Danse
MANTA

Héla Fattoumi et Eric Lamoureux

18 Jan. ► 19 Jan. 2011

Héla Fattoumi, en se voilant, montre beaucoup plus qu'elle ne cache. La danseuse et chorégraphe française d'origine tunisienne éprouve, avec ce solo, fabuleux geste chorégraphique, l'expérience physique et symbolique du hijab. Et la partage, saisissante.

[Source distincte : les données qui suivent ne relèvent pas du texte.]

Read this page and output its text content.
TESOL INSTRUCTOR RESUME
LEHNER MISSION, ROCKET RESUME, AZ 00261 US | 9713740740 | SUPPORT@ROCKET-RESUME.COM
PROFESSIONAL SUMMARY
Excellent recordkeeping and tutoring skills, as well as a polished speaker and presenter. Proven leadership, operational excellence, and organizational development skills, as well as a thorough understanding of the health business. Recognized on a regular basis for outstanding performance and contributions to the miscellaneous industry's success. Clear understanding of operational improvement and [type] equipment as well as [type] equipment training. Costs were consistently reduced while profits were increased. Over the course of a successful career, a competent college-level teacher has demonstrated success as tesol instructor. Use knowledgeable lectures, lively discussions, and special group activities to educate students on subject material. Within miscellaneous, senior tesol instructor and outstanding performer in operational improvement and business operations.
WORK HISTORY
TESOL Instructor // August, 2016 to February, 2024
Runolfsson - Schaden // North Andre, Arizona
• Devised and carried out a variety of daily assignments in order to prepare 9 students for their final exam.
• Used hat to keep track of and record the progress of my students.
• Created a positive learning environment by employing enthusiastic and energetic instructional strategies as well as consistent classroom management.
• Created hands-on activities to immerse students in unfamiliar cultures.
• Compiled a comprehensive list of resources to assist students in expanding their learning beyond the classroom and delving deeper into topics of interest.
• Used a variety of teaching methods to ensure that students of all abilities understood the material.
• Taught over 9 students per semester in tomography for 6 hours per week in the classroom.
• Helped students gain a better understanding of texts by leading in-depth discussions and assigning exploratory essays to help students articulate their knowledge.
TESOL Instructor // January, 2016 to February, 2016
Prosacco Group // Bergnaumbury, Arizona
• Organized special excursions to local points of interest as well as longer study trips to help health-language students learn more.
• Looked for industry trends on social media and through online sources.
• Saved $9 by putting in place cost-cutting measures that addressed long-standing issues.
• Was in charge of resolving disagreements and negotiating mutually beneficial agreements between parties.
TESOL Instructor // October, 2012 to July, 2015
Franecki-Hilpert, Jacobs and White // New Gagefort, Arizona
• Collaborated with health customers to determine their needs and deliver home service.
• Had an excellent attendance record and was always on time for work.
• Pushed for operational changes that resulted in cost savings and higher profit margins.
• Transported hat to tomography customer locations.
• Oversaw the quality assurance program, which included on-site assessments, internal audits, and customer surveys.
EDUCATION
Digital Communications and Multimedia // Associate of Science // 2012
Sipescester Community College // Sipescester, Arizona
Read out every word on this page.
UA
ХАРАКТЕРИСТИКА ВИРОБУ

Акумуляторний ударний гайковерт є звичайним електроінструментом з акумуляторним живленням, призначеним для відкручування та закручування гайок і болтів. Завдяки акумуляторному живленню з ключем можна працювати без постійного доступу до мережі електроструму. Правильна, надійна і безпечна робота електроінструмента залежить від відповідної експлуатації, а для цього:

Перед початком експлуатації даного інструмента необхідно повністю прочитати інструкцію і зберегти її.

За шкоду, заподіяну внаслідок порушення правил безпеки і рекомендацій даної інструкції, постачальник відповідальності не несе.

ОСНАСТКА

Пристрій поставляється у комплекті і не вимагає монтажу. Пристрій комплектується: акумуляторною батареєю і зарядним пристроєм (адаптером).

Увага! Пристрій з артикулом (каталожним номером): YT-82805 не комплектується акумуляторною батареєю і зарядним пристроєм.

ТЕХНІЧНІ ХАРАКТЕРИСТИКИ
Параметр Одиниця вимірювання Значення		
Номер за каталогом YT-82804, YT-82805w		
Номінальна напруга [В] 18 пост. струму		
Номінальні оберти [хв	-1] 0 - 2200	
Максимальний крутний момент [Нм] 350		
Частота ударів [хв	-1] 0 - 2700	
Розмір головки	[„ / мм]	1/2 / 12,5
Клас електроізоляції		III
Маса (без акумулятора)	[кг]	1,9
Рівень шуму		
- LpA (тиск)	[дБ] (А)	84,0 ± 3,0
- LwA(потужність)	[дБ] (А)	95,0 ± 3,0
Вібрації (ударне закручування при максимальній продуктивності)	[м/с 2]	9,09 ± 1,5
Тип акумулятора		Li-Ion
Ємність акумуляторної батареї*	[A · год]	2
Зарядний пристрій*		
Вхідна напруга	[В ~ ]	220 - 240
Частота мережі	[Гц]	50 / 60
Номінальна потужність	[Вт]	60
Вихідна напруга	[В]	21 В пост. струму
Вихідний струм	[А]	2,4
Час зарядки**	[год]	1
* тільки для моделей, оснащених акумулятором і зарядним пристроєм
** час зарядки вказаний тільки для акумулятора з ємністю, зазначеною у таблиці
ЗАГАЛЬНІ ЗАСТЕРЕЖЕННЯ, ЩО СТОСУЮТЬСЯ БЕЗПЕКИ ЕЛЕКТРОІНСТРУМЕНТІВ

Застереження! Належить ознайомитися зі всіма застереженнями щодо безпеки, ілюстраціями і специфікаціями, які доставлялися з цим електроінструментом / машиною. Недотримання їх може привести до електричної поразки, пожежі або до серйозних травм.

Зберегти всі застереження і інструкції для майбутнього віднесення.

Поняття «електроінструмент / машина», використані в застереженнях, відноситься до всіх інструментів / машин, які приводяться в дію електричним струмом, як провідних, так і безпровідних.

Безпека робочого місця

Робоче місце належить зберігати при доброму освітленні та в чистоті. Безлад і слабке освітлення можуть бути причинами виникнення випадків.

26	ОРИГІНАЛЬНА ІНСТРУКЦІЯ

Il vaut mieux le préciser : la création de la pièce Manta, par la paire de chorégraphes Héla Fattoumi et éric Lamoureux, a largement précédé le déclanchement du débat sur le port de la burqa. Cette pièce pose un acte intégralement artistique, si prégnantes en soient les résonances politiques et sociales. Héla Fattoumi fait partie de ces femmes arabes fières de s'être émancipées des pesanteurs de la tradition. Mais comme artiste, physiquement troublée au seul fait de croiser une femme intégralement voilée, il lui fallait effectuer l'expérience sensible du port du hijab. Sur elle-même. Le paradoxe de Manta est donc vertigineux. Il s'agit de faire spectacle, d'offrir au regard le port d'un costume dont l'objet est justement de dérober l'être au regard. L'animant de pareille intention, la danseuse en décline une gamme fascinante, troublante, inquiétante, de contraintes physiques, constructions symboliques et détournements imaginaires. Ainsi Manta nous fait passer sous le voile. Et dépasser un jeu trop simple d'apparences tissées d'ignorance. Du hijab pratiqué et retourné en arme contre lui-même.